Estrella Fernández-Martos | 08 de agosto de 2021
Hay palabras hermosas por lo que designan, otras nos horrorizan justo por eso; las hay que nos enamoran por su sonido aunque su significado sea enclenque, y luego tenemos las que ni fu ni fa.
Una de las opiniones más extendidas en cuanto a la belleza física es que, cuando es solo externa, es una belleza vacía, fría. Se puede disfrutar pero no llega a amarse. Hace falta también belleza interior. Esta condición es todavía más destacable en el ámbito del lenguaje, pues nada hay más peligroso que el engaño y la tergiversación de la Verdad.
Miñambres, azul, miriñaque, polisón, dictadura, miríada, algarabía, bullicio, patria. Alegría, yegua, padre, fiereza, potro, luciérnaga, brío, gentío, añil, hechuras, volantes. Lunares, talle, cintura, escote, maceta, pertenencia, corazón, ojiplático, edificio, tolili. Bambalina, afilador, rasgueo, cariño, felicidad, comendador, balcones. Quisicosa, perdón, madre, sombrilla, papá, tierra. Tu nombre.
Palabras, muchas palabras. Bonitas, sonoras, feas, con significados agradables, graves, tristes, divertidos. Unas nuevas, otras antiguas en desuso y alegremente recuperadas. Tantas cosas por decir y tantas posibles maneras de decirlo.
El ser humano tiene la capacidad innata de representar pensamientos, sentimientos y emociones abstractas a través del lenguaje, a través de las palabras. Una capacidad que solo nosotros tenemos. Y que, si bien puede abrirnos al conocimiento y a un mundo mayor, también puede encerrarnos en cárceles sin barrotes de realidades inventadas y dañinas.
Después de habernos adentrado en el silencio con el único acompañamiento de sensaciones e intuiciones, ansiamos nombrar qué es eso que hemos sentido, detectado o aprendido. El ser humano es así, necesita nombrar las cosas. No solamente a los animales y las plantas, mediante lo cual, según la tradición judeocristiana, tomó posesión de la Creación. El Hombre necesita nombrarse a sí mismo, sus emociones, sus ideas, sus amores.
Y a su dimensión espiritual, expresada también mediante palabras. Nuestros místicos verbalizan sus éxtasis y deseos con términos que adecúan verdad y belleza, pues todo lo espiritual está dirigido a lo ciertamente Bueno y Bello.
Dicen que Dios tiene un nombre para cada uno de nosotros, que conoceremos al morir.
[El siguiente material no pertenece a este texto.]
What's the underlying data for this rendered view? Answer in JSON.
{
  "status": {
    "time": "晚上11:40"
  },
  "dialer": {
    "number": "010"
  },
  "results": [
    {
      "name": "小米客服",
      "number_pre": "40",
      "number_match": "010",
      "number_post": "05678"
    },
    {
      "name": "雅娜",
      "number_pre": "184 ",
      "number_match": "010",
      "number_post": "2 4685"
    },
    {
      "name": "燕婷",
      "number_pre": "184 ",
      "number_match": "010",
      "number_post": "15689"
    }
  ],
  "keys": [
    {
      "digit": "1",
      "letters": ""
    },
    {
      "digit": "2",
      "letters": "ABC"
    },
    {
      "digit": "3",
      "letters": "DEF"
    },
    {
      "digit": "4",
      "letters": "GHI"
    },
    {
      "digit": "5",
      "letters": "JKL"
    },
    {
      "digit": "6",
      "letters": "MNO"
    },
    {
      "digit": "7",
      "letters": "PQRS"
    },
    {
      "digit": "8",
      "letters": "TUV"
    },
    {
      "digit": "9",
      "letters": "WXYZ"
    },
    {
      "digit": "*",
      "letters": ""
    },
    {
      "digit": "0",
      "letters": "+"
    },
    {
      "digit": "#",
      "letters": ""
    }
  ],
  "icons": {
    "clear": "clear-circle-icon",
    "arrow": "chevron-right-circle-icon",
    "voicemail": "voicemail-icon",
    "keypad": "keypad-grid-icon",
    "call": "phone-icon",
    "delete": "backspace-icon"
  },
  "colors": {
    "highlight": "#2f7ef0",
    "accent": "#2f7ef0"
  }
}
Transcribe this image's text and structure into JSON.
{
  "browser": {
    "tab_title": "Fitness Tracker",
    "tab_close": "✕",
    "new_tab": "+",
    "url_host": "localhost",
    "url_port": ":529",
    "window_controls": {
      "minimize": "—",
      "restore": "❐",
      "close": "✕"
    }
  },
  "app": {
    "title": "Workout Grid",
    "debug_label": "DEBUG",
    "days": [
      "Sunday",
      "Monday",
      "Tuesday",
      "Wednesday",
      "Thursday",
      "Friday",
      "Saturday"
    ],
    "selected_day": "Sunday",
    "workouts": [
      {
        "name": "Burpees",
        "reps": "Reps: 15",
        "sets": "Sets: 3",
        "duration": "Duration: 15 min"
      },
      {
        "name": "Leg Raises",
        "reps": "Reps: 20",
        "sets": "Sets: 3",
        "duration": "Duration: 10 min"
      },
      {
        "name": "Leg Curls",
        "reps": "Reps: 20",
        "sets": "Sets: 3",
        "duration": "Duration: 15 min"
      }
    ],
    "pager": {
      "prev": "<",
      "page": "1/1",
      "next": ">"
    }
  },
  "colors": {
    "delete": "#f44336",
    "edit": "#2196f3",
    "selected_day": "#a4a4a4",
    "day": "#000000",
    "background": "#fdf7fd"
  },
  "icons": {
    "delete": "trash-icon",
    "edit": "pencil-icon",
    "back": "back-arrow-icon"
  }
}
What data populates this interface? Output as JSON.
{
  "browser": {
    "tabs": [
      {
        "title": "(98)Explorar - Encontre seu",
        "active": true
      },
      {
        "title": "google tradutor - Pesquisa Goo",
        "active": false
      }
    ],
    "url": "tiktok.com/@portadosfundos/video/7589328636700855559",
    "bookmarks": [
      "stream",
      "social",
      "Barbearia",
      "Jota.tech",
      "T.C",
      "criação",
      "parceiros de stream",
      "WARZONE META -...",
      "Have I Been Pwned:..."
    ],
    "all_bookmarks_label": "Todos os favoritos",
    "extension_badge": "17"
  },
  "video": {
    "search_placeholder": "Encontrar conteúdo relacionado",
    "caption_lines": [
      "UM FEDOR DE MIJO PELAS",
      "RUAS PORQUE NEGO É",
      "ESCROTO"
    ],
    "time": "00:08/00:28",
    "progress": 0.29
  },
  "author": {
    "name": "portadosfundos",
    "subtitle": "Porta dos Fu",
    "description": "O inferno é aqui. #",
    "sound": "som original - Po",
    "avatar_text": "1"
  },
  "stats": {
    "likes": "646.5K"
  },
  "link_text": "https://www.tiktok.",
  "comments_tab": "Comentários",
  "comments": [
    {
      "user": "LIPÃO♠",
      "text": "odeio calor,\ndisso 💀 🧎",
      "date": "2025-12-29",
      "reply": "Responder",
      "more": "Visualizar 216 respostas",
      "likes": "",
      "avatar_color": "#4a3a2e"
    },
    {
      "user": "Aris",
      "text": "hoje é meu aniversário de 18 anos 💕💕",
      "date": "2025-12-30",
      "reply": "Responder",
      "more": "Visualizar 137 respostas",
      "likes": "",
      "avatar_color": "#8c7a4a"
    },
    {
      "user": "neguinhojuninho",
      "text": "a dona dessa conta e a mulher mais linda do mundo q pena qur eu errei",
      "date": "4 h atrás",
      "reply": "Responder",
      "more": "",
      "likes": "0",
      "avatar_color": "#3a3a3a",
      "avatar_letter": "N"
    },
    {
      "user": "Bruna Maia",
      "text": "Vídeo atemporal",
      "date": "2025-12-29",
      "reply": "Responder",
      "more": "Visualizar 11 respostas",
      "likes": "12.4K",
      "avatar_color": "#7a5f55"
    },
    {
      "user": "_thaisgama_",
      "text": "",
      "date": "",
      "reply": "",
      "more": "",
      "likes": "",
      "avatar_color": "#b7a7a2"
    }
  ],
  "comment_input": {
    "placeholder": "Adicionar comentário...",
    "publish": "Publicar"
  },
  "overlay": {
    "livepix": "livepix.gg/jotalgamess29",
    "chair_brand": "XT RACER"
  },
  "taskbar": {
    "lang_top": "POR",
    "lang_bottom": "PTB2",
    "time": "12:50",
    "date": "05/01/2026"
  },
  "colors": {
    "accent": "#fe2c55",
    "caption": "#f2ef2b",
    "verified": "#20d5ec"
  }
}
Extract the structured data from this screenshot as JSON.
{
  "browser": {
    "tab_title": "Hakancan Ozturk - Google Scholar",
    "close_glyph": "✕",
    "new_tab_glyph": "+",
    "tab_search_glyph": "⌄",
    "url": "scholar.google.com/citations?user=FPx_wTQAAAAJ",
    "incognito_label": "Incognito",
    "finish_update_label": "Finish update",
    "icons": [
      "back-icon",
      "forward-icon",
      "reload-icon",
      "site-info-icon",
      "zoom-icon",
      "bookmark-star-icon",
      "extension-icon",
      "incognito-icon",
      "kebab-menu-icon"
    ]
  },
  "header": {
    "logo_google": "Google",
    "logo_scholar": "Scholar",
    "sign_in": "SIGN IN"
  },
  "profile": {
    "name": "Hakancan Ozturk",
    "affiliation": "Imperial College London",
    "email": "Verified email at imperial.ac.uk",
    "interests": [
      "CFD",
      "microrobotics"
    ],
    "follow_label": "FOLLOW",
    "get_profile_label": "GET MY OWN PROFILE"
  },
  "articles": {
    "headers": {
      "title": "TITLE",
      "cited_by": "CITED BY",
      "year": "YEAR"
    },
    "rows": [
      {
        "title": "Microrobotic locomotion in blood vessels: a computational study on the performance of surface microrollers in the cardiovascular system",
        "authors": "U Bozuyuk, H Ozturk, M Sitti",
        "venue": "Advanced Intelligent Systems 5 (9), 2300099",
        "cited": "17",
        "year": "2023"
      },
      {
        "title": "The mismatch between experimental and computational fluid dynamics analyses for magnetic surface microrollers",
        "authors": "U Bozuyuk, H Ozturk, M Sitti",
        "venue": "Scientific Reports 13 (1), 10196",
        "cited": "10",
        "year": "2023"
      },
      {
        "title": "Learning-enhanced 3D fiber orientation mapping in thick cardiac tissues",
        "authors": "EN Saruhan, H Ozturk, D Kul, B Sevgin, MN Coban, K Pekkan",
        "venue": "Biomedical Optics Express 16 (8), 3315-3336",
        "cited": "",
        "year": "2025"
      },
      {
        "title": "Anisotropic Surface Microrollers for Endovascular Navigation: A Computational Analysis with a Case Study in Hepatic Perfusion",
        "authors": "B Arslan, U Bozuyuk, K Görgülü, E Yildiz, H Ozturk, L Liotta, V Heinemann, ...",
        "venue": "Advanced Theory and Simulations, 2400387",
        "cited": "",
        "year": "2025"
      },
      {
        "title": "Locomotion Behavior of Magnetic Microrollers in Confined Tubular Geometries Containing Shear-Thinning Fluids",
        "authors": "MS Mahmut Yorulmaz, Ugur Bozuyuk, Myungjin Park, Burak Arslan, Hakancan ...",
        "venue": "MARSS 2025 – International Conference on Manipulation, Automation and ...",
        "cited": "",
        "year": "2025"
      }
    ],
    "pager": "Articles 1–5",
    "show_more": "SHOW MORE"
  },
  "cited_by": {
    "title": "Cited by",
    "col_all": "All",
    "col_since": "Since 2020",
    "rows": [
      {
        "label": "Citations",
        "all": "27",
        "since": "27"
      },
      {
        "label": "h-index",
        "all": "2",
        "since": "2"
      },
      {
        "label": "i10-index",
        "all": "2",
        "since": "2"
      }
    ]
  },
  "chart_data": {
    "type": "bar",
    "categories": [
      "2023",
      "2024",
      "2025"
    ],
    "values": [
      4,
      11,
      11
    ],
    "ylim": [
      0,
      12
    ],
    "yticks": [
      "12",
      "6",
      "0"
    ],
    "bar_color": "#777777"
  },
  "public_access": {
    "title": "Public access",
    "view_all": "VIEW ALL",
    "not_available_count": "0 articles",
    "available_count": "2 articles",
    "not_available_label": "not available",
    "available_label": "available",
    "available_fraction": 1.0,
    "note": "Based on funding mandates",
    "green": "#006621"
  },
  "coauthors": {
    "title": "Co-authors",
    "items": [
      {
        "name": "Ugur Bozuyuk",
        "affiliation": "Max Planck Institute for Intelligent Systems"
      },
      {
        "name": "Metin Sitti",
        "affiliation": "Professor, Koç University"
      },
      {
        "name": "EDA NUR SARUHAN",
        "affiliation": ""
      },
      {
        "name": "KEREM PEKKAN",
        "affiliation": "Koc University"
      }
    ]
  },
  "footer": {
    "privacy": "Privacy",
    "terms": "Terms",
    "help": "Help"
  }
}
Quizá por ese innato anhelo de oírle pronunciar nuestro verdadero nombre, en la espera de saber quiénes somos en plenitud, la palabra a la que el ser humano mejor reacciona, aún en las peores condiciones, es, precisamente, su nombre propio.
Una de las cualidades del lenguaje es que articula nuestros pensamientos. El lenguaje no solo señala o define aquellas ideas o emociones que ya tenemos y nombramos al detectarlas. Tiene también la cualidad de formar el pensamiento a través de la transmisión de conceptos y de la atribución de significado y sus consecuencias. Este camino de doble sentido otorga al que lo utiliza, tanto capacidad de liberación como de manipulación. Depende de su uso. El lenguaje empleado ha de ser preciso y cierto, pues, de otro modo, genera confusión, primero, y ausencia de referentes intelectuales, después.
Ya convivimos con generaciones que han sido formadas mediante conceptos líquidos, se les ha hurtado la Verdad de lo que significan. Y la conciencia de Verdad. Porque se ha pasado de enseñar el lenguaje común a propagar un lenguaje inventado que desvincula al Hombre de su herencia intelectual histórica. Al quebrar artificialmente la evolución lingüística natural, se leerán los clásicos de cualquier cultura divorciados de su significado original, no se entenderán las raíces culturales de los antepasados porque se les ha dado un código falseado. En definitiva, esta neolengua aplicada convierte al Hombre que la habla, y por la que es conformado, en un ser humano aislado de sus referencias como especie. Le hace ajeno a su pasado, con un presente demasiado voluble como para permitirle ser el actor principal y triunfante que, como relevo generacional, le corresponde ser.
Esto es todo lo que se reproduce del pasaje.